Longitudinal studies of the laboratory rhesus monkey have revealed a syndrome of carbohydrate intolerance in those that approach or become middle aged and spontaneously obese. In addition, hyperinsulinemia is present, indicating insulin resistance. In an attempt to understand the mechanism of this hormonal resistance, insulin and glucagon binding to partially purified liver membranes obtained from nonobese, nondiabetic monkeys and obese animals with or without diabetes was measured.
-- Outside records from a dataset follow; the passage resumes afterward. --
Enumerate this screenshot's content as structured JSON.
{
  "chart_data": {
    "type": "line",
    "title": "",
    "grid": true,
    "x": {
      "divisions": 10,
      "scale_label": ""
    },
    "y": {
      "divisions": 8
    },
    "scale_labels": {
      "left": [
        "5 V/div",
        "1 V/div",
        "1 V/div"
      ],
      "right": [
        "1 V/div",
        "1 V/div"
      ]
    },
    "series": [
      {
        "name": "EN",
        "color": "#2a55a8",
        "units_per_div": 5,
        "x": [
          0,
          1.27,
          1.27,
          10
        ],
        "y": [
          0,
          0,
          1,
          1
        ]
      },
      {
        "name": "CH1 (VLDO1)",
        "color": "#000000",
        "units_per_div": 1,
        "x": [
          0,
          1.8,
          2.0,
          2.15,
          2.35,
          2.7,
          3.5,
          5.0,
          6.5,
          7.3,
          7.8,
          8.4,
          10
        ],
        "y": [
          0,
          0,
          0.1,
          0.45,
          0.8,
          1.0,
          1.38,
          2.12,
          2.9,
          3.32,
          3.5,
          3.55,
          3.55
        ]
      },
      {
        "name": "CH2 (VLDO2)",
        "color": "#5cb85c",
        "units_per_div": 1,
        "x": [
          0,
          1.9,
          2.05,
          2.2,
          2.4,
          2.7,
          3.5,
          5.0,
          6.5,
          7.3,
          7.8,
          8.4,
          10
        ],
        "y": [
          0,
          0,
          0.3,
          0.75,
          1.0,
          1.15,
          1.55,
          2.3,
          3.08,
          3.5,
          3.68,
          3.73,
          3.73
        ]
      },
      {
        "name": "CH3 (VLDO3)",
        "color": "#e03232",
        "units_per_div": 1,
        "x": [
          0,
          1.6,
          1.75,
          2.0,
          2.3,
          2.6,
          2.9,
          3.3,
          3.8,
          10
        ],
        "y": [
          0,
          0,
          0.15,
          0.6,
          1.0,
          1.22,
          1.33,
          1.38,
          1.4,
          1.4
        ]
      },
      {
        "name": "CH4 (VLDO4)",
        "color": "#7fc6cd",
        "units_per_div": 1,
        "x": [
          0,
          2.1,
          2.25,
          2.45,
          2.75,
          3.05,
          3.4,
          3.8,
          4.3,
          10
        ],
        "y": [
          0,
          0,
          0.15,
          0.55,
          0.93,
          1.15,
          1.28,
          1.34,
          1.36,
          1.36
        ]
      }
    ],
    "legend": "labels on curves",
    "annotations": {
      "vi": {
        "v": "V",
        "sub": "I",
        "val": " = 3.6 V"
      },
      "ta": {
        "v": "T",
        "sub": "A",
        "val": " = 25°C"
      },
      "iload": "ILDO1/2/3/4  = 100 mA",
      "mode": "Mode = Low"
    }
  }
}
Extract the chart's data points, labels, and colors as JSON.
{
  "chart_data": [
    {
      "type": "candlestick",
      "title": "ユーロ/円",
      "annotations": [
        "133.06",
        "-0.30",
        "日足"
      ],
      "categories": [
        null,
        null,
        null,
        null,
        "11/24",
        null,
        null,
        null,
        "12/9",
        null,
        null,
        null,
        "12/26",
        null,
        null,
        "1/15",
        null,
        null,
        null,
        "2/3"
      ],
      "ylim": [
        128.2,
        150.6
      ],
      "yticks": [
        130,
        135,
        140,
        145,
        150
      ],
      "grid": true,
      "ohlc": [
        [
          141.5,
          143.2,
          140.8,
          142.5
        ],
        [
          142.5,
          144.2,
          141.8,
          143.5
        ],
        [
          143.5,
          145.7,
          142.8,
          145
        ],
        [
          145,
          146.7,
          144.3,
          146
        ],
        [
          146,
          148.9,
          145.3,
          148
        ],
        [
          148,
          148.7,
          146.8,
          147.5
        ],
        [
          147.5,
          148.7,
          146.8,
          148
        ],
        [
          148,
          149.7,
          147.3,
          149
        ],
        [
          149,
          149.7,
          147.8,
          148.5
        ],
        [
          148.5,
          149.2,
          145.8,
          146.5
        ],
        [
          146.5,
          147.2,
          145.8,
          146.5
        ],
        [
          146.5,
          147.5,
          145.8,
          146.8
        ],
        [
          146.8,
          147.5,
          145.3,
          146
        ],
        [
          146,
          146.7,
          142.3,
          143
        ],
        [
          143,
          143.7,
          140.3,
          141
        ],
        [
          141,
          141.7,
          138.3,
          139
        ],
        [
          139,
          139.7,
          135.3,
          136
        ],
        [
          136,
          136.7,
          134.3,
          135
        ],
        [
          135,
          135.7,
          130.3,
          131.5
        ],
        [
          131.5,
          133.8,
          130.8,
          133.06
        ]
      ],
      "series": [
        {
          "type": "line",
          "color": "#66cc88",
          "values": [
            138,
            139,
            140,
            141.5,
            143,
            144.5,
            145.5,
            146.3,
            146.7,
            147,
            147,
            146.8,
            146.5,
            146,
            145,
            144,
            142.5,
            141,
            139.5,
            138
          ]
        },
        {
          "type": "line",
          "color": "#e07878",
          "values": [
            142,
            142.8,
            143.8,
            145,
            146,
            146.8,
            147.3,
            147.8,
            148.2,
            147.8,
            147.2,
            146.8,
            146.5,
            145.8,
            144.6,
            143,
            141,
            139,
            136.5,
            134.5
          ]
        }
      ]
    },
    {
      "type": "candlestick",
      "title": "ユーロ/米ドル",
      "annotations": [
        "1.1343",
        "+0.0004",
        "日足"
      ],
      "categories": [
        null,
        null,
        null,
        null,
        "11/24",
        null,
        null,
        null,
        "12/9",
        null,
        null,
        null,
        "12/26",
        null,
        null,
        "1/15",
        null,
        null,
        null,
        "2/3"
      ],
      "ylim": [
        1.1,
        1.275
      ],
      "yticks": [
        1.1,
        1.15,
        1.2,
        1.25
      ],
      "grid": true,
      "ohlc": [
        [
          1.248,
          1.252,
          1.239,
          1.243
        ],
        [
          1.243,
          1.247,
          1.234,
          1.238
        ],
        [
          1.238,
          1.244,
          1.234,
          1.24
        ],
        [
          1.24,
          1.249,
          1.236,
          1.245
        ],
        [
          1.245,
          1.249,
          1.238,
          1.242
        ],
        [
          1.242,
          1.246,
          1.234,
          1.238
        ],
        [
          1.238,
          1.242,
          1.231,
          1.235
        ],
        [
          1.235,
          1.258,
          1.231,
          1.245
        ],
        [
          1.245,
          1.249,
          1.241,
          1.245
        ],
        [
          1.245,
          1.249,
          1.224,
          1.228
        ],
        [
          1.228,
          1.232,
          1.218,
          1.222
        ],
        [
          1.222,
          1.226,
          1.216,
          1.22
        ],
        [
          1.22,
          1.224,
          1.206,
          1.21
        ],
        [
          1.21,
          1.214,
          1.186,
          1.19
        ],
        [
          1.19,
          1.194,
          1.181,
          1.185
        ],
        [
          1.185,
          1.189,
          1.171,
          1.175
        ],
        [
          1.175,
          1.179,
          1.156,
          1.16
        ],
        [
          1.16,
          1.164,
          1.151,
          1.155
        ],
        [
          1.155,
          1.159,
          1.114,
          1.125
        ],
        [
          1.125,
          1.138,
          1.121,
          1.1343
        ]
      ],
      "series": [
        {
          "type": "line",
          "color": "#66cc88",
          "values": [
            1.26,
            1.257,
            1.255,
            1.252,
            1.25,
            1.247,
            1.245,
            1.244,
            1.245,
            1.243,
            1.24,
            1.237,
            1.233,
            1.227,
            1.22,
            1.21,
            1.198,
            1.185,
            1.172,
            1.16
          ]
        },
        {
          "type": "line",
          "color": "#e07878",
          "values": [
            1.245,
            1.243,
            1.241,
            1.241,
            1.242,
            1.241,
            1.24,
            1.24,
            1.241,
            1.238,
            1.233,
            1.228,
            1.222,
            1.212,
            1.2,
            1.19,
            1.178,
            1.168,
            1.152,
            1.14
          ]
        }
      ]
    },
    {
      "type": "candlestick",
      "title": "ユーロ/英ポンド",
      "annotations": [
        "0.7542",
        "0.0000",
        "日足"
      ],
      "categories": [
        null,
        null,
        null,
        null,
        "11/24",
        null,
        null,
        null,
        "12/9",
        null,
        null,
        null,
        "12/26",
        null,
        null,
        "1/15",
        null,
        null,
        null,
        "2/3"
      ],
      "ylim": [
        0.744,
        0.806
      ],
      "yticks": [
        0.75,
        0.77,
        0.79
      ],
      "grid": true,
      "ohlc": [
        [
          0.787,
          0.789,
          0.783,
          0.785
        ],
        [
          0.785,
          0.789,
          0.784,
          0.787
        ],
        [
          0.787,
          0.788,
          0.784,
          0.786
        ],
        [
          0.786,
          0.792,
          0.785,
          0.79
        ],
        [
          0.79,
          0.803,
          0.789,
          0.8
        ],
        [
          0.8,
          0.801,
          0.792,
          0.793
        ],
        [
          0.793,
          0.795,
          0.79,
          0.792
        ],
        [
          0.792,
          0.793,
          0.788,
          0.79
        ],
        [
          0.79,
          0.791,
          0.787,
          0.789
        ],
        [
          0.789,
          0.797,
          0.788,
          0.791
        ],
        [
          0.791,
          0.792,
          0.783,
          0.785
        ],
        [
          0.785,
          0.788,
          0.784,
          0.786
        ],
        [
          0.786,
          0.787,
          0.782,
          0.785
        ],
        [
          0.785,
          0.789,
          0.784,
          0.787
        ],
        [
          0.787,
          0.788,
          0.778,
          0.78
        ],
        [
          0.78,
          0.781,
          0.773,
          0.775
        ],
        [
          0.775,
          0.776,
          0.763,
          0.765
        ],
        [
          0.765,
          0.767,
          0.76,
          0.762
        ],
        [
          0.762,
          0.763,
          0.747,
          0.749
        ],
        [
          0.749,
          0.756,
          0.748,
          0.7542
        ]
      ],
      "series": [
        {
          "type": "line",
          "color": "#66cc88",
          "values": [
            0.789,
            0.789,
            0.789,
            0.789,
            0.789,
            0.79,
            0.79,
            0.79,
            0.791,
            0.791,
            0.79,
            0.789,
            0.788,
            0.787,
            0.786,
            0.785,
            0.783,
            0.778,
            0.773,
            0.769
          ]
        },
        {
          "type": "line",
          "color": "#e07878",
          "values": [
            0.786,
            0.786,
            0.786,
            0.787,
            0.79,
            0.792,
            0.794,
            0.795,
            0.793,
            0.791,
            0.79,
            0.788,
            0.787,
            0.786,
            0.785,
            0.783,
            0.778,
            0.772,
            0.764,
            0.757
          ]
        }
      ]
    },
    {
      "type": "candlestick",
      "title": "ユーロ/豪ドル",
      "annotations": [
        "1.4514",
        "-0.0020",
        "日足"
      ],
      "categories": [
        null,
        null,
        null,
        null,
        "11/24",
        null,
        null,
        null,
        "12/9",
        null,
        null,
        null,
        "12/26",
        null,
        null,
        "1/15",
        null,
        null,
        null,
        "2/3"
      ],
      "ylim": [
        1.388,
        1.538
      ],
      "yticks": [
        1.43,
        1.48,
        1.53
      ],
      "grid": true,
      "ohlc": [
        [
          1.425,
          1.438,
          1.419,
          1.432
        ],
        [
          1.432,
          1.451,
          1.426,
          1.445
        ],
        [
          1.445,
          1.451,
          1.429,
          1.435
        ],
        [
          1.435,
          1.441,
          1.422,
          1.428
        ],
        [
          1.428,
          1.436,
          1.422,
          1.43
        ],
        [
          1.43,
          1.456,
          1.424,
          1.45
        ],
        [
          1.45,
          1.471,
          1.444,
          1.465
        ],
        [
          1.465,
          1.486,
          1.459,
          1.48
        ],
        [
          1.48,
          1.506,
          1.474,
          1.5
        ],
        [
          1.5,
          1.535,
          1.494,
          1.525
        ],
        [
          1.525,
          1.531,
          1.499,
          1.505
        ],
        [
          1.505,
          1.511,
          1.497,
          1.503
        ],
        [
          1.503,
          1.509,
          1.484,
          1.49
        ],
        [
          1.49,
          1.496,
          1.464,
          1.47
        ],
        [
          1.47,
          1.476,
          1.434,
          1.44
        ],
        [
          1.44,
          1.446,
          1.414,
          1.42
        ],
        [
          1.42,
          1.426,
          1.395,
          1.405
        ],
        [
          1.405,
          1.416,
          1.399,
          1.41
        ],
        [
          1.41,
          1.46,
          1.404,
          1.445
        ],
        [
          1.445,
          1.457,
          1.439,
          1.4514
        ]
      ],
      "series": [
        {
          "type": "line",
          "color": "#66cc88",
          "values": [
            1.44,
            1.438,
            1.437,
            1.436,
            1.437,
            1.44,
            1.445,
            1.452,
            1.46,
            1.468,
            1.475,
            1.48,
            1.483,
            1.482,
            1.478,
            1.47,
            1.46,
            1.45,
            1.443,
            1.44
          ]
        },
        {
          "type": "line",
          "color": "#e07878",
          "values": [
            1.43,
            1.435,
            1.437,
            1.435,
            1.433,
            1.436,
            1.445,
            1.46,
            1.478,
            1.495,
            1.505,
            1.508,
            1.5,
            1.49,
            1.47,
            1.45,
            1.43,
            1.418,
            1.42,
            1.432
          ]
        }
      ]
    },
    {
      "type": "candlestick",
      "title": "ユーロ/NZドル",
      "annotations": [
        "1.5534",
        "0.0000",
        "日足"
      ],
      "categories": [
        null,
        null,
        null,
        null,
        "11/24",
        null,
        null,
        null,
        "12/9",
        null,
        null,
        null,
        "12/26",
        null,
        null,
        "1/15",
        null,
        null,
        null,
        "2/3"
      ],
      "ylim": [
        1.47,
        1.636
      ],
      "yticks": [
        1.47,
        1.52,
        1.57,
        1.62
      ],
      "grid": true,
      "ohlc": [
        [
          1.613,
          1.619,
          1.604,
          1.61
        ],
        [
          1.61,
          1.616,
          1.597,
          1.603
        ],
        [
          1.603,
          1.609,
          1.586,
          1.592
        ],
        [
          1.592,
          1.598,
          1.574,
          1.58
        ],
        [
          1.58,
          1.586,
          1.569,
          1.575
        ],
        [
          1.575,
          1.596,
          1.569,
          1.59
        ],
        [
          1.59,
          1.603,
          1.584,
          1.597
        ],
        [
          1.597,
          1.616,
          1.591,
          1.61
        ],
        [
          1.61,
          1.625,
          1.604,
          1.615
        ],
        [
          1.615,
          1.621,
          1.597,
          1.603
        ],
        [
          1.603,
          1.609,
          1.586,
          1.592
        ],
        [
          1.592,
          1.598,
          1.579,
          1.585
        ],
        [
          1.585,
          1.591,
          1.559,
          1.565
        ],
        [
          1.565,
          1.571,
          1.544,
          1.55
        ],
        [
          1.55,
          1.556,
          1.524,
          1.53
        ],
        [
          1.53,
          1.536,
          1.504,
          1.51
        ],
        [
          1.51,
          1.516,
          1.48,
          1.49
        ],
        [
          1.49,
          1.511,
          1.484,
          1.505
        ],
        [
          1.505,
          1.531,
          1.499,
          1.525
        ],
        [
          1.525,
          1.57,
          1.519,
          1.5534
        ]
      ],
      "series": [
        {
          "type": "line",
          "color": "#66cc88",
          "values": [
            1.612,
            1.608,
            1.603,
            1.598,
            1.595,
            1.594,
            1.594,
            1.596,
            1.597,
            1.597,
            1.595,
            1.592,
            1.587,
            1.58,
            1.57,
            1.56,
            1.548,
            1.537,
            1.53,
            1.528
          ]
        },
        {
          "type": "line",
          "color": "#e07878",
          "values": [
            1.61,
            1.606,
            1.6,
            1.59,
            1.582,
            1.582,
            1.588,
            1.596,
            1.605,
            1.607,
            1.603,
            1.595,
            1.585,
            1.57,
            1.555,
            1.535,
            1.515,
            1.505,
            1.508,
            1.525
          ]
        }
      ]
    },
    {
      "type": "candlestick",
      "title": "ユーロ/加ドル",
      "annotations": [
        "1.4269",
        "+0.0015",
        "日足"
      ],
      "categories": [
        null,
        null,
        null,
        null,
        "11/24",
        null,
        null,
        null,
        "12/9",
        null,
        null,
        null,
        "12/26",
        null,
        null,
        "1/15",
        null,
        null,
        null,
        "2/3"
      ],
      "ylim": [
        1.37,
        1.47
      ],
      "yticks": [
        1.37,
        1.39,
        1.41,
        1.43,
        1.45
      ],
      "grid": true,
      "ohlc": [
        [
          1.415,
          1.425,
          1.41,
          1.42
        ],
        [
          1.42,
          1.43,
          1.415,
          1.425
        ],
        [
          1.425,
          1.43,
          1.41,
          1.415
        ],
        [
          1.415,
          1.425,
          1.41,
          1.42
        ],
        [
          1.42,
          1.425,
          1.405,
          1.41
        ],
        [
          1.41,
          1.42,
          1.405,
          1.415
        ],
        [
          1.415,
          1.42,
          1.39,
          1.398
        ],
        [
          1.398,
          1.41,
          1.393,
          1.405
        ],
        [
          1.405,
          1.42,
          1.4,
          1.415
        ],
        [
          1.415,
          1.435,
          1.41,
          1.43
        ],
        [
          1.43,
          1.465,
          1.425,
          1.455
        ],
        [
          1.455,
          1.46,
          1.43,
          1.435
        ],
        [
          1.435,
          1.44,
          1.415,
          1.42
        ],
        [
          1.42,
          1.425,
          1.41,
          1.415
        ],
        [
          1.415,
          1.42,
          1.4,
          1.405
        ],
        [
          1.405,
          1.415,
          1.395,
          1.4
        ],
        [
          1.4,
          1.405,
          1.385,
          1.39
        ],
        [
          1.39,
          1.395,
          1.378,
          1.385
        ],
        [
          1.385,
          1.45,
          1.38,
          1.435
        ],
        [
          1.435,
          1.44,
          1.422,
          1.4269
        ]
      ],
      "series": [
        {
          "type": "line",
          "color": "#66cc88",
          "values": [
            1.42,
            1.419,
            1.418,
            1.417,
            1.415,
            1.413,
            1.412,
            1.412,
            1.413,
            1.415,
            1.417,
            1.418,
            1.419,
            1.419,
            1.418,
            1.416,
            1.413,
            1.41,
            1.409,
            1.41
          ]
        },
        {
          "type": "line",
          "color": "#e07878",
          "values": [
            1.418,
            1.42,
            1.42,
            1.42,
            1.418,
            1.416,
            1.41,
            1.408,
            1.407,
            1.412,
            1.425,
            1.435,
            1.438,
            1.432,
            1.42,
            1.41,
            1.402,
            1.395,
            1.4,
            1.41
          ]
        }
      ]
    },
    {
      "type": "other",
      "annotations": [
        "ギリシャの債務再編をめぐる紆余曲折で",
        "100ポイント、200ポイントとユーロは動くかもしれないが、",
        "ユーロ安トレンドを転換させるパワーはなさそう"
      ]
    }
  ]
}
When expressed on the basis of membrane protein content or 5′-nucleotidase activity, insulin binding was significantly reduced in both groups of obese animals as compared to age-matched controls. This impairment of insulin binding was due to decreased numbers of available receptor sites and not to a change in affinity, which was slightly increased in the obese. Glucagon binding was also reduced in obesity, but the difference from normal was significant only in the group with diabetes and established hyperglucagonemia. Significant inverse relationships between fasting plasma insulin concentration and hormone binding (insulin, P < 0.01; glucagon, P < 0.05) were observed. In contrast, no correlation was noted between plasma glucagon and the binding of either hormone. Diminished insulin and glucagon binding was also present in livers from two monkeys with hypothalamic obesity. These animals were heavier than those with spontaneous obesity and had plasma glucagon levels lower than normal. Although not confirmatory, the data are compatible with the concept that reduced hepatic insulin receptors are involved in the insulin resistance of a primate model which has many similarities to human obesity and nonketotic diabetes. © 1979 by The Endocrine Society.